A regular triangle is inscribed in a circle. Find the area of the smaller segment of the cut off one of the sides of the triangle if the radius of the circle is 18 cm.

Determine the area of ​​the circle. Scr = π * R2 = π * 324 cm2.

The radii ОА, ОВ, OC divide the circle into three equal sectors, then the area of ​​the AOB sector is equal to:

Ssec = Scr / 3 = π * 324/3 = π * 108 cm2.

In triangle AOB, angle AOB = 360/3 = 120. Triangle AOB is isosceles, since OA = OB = 18 cm, then the height OH is also its median and bisector, then angle BOH = 120/2 = 60, angle OBH = (90 – 60) = 30. Then the leg OH lies opposite the angle 30, then OH = OB / 2 = 18/2 = 9 cm.

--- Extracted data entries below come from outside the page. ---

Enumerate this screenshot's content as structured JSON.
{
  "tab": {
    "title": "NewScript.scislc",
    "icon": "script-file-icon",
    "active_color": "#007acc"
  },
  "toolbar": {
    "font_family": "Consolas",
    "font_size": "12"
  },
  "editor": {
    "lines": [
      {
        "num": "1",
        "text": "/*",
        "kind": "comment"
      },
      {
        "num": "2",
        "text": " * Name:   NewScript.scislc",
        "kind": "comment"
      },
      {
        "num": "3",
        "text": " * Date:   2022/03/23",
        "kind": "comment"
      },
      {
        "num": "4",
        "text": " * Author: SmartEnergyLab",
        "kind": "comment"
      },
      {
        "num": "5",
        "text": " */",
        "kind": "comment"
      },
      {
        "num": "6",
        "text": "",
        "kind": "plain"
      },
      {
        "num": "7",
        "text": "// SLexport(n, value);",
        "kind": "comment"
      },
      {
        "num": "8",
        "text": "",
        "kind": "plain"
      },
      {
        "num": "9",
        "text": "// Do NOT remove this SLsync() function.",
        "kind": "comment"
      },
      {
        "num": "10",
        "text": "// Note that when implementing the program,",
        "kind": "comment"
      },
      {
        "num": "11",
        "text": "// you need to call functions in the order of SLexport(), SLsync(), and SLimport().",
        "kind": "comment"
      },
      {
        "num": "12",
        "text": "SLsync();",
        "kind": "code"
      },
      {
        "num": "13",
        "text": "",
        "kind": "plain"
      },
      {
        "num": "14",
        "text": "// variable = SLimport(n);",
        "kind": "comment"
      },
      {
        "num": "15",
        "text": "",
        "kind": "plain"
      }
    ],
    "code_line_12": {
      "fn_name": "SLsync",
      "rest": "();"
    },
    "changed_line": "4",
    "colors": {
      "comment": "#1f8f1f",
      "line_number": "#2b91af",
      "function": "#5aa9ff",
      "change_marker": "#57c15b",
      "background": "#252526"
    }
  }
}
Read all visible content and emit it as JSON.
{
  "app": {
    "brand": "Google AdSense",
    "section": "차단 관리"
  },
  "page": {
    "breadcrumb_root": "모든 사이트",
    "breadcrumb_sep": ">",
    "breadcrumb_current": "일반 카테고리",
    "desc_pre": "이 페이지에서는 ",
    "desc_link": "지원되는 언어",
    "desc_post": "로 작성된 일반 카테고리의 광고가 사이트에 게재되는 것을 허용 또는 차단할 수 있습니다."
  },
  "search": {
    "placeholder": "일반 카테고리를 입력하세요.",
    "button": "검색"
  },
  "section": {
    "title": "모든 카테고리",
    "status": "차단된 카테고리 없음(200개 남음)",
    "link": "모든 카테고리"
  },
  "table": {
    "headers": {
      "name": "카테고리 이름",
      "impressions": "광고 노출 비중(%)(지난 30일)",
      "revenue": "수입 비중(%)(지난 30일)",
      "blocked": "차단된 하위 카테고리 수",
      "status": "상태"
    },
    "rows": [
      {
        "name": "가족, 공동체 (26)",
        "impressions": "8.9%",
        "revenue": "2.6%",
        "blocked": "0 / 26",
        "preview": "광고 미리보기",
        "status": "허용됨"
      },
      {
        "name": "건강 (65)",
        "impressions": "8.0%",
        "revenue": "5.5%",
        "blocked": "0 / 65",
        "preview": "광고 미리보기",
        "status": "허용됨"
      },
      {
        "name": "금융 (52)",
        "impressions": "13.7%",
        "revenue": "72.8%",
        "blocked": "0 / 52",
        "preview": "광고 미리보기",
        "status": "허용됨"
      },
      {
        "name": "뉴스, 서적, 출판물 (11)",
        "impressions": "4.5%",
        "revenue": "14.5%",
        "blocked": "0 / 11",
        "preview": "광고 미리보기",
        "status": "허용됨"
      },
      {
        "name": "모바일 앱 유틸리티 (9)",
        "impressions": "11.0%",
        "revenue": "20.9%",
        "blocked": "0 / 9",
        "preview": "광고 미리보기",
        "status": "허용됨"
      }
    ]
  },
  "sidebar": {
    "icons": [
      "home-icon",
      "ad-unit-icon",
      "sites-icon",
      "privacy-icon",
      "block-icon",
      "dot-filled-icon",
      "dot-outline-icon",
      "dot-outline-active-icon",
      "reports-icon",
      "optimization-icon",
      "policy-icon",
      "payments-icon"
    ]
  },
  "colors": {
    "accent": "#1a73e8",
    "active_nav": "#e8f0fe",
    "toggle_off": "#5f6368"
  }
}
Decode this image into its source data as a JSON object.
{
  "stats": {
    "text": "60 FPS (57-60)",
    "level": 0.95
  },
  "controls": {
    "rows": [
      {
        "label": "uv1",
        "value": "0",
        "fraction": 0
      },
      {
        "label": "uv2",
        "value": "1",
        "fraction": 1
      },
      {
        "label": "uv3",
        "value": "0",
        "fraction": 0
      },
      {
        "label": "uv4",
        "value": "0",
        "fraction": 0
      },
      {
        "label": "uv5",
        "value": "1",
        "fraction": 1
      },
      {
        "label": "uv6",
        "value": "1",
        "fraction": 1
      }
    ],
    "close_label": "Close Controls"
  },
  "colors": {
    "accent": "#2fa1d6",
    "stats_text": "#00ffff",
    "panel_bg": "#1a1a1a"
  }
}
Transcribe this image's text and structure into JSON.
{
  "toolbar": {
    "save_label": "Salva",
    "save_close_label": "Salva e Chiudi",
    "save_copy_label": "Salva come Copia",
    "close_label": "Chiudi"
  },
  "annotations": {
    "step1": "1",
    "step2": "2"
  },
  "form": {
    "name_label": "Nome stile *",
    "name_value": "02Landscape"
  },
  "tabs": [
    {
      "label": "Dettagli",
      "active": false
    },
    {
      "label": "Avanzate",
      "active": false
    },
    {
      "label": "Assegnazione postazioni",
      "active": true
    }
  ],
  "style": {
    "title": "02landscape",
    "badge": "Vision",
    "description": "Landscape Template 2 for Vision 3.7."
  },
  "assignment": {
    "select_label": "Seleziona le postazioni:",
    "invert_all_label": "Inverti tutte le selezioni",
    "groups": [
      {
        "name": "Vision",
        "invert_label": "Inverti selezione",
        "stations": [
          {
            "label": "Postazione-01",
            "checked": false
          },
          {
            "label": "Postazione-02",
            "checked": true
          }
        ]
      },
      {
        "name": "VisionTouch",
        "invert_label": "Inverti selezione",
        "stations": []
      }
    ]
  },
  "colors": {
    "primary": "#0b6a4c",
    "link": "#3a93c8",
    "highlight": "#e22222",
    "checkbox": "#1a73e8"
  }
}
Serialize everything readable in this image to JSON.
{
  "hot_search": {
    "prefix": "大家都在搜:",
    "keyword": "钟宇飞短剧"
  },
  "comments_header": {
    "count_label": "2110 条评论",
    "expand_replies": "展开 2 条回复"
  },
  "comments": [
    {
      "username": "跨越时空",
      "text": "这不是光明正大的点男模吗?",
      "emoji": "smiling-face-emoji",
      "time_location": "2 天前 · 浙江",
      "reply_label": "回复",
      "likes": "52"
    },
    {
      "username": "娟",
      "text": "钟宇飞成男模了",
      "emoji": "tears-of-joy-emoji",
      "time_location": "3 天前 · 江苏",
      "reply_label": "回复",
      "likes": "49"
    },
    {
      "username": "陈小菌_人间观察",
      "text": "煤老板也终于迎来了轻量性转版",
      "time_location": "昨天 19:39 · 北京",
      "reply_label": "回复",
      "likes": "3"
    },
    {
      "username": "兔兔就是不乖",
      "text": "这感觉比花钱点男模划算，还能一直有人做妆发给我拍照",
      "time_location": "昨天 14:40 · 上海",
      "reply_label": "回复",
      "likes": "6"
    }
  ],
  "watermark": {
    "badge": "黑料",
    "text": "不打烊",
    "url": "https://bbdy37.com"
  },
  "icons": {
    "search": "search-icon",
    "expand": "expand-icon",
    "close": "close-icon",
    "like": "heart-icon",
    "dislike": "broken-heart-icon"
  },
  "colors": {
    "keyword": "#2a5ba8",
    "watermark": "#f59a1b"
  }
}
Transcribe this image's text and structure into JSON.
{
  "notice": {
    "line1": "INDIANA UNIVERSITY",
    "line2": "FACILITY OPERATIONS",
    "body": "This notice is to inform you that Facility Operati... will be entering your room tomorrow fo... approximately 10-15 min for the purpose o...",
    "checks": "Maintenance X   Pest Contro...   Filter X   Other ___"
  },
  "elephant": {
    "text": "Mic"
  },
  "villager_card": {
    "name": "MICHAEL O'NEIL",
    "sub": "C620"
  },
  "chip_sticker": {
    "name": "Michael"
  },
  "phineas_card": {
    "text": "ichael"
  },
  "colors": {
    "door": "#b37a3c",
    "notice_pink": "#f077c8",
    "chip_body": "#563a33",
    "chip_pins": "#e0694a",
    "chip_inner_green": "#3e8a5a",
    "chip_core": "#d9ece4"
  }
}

BH ^ 2 = OB ^ 2 – OH ^ 2 = 324 – 81 = 243.

BH = 9 * √3 cm.Then AB = 2 * BH = 18 * √3 cm.

Determine the area of ​​the triangle ABC.

Savs = AB * OH / 2 = 18 * √3 * 9/2 = 81 * √3 cm2.

The area of ​​the segment is equal to: Sseg = Ssec – Savs = π * 108 – 81 * √3 = 27 * (4 * π – 3 * √3) cm2.

Answer: The area of ​​the segment is 27 * (4 * π – 3 * √3) cm2.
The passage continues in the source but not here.